The Graduate Training Program at CCGI is designed to develop competent engineering geologists who can work safely and understand the technical implications of the data that they create.
In the early days of their career, graduates carry out many safety training courses, but does that make them competent? Probably not. Only by having real time experiences can the graduates test and try out their knowledge.
Our recent graduates Sapana Thapa Magar and William White have already obtained their HSG47 certification. However, its only whilst out visiting a site in Bristol that they were able to put this knowledge into practice. This site is a complicated network of underground services, traced and marked up using GPR services which allowed our graduates to determine if the sounds from the hand held CAT & Genny were indeed actual services, or one of those unknown blips! This is just one way that we help keep them and others safe on site. It is only when they have carried out this task for site investigation locations under supervision in many different locations, understanding the up to date services plans, will we consider them to be competent to carry this activity out independently.

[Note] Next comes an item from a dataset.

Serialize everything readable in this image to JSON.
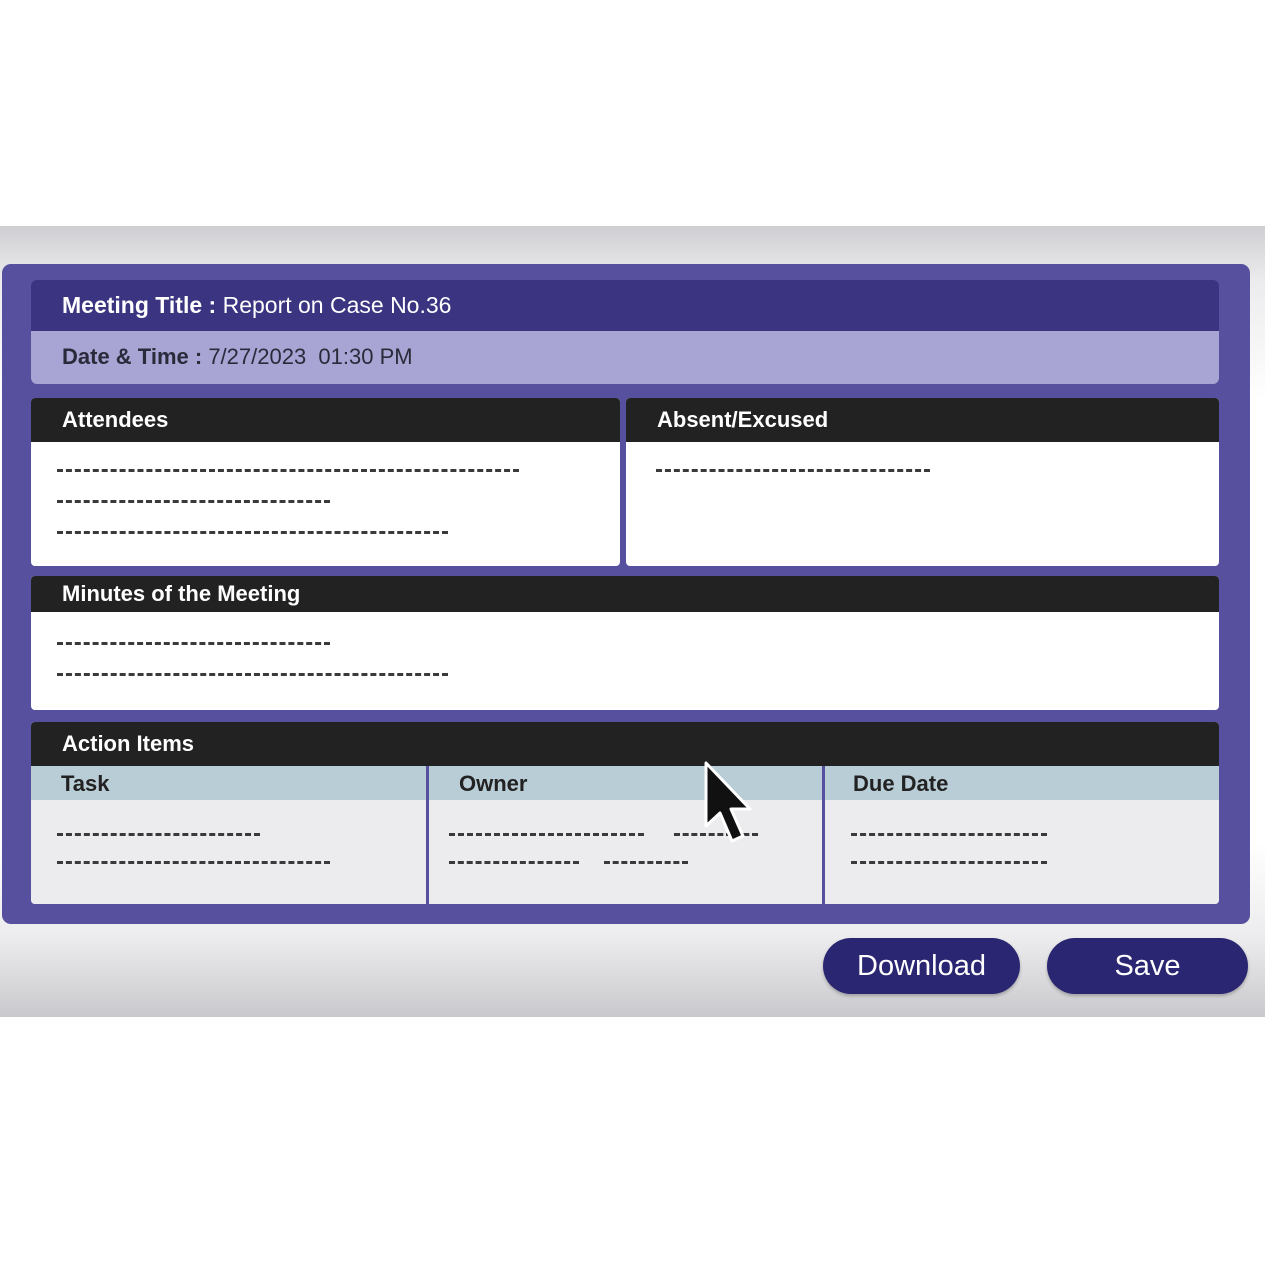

So what about soil and rock logging? Surely you just read the appropriate standards and off you go? Have you actually considered the conceptual ground model? Are you in a cutting or on an embankment. Is that rock with poor recovery actually a rock, or has the borehole been drilled in a infilled river channel and is actual coarse gravel and cobbles? Again CCGI invest in our future. Only by receiving the formal in-house training, making the conceptual ground model, and then examining and logging the core with our Principal Engineering Geologist or Senior Engineering geologists will the graduates truly learn how to describe the materials accurately to allow safe design for our Clients.
And so it’s a warm welcome to Sapana and Will, please say hello if you meet them out on site. You can be assured that their training and experiences will have been robust.